O antissemitismo alastrou. Pergunto-me, tantas vezes, o que faz dos judeus um povo tão perseguido ao longo dos séculos. A minha bisavó atribuía isso à crucificação de Jesus — uma visão medieval, presente nas peças de Gil Vicente, que ecoou através dos séculos. Hoje, um novo combustível alimenta esse ódio: o antiamericanismo. Em tempos de guerra, agitam-se bandeiras patrióticas, enquanto as humanitárias são esquecidas. Morre-se pela pátria, por um grupo de pátrias, e ignora-se as vidas perdidas.

Apesar disso, algumas comunidades demonstraram apoio inabalável: os drusos dentro de Israel e a diáspora iraniana, que rejeita o regime dos aiatolas. Em contraste, a comunidade árabe-israelita manteve-se distante, sem demonstrar a solidariedade esperada. Esse distanciamento surpreendeu-me — até à minha visita a uma exposição em Telavive sobre o massacre no festival de música Nova. Foi lá que conheci Yoseph Haddad, jornalista e ativista árabe-israelita. A sua visão pró-Israel e desejo de convivência pacífica deram-me um novo fôlego.

Trump, o cessar-fogo e a nova escalada

A eleição de Donald Trump para a presidência dos EUA, no final de 2024, trouxe uma reviravolta inesperada. As suas declarações, tantas vezes impulsivas, ironicamente aceleraram processos diplomáticos, levando ao acordo de cessar-fogo que garantiu a maior libertação de reféns até agora. Esse acordo também expôs a brutalidade do Hamas: trocar três israelitas por dezenas de prisioneiros palestinianos deixou claro o abismo entre os valores de cada lado do conflito.

As imagens das encenações macabras em Gaza aquando da devolução dos reféns e em particular da família Bibas (mãe e filhos), brutalmente mortos nos túneis de Gaza, foram um espetáculo macabro que reforçou a desumanidade do grupo terrorista.

Mas a trégua foi curta. O Hamas violou o cessar-fogo e a guerra recomeçou. Simultaneamente, o Hezbollah rompeu seu próprio acordo, trazendo o conflito para o norte.

Na manhã de hoje, às 7.30, fui despertado no meu apartamento na Baixa de Telavive por mais uma sirene de bombardeio — uma entre tantas dos últimos meses.

O retorno de figuras como Itamar Ben-Gvir ao governo de Netanyahu reacendeu os protestos em Telavive, agora mais intensos e violentos.
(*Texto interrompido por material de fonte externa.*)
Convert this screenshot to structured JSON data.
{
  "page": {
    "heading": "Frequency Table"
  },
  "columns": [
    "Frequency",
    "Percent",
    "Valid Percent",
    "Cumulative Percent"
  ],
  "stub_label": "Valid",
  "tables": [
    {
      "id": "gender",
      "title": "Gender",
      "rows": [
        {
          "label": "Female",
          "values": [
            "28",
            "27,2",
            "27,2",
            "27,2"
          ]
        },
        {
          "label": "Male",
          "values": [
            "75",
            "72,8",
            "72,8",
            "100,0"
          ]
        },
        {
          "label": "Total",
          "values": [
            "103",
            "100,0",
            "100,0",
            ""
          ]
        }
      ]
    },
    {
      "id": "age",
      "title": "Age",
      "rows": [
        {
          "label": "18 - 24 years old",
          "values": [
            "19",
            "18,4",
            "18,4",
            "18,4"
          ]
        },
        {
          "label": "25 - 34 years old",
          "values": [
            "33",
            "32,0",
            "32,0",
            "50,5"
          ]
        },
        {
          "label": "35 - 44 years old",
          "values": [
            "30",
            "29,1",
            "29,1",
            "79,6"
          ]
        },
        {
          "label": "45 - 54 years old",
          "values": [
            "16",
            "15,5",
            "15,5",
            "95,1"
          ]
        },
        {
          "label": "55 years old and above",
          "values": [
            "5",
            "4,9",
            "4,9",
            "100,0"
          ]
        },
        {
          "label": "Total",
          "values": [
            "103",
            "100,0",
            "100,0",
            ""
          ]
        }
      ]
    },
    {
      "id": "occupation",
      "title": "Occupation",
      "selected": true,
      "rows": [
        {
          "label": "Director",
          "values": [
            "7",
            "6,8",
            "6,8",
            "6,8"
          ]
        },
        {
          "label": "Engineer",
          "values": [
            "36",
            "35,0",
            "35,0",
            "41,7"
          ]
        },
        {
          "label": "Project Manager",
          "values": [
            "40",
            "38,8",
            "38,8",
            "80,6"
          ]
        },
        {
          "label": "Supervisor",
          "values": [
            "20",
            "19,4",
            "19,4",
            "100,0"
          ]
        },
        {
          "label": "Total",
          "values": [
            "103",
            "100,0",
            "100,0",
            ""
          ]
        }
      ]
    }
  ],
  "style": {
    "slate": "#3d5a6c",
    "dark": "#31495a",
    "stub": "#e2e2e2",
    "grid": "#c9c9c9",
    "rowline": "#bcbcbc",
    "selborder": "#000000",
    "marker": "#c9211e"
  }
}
Israel segue dividido, fragilizado, mas resiliente.

O mundo pode ter esquecido os acontecimentos de 7 de outubro. Mas aqui, cada sirene, cada rosto em luto e cada refém ainda em Gaza são lembretes diários de que esta guerra está longe do fim.

E, sobretudo, que ninguém tome a nuvem por Juno: o governo de Israel não é o povo de Israel.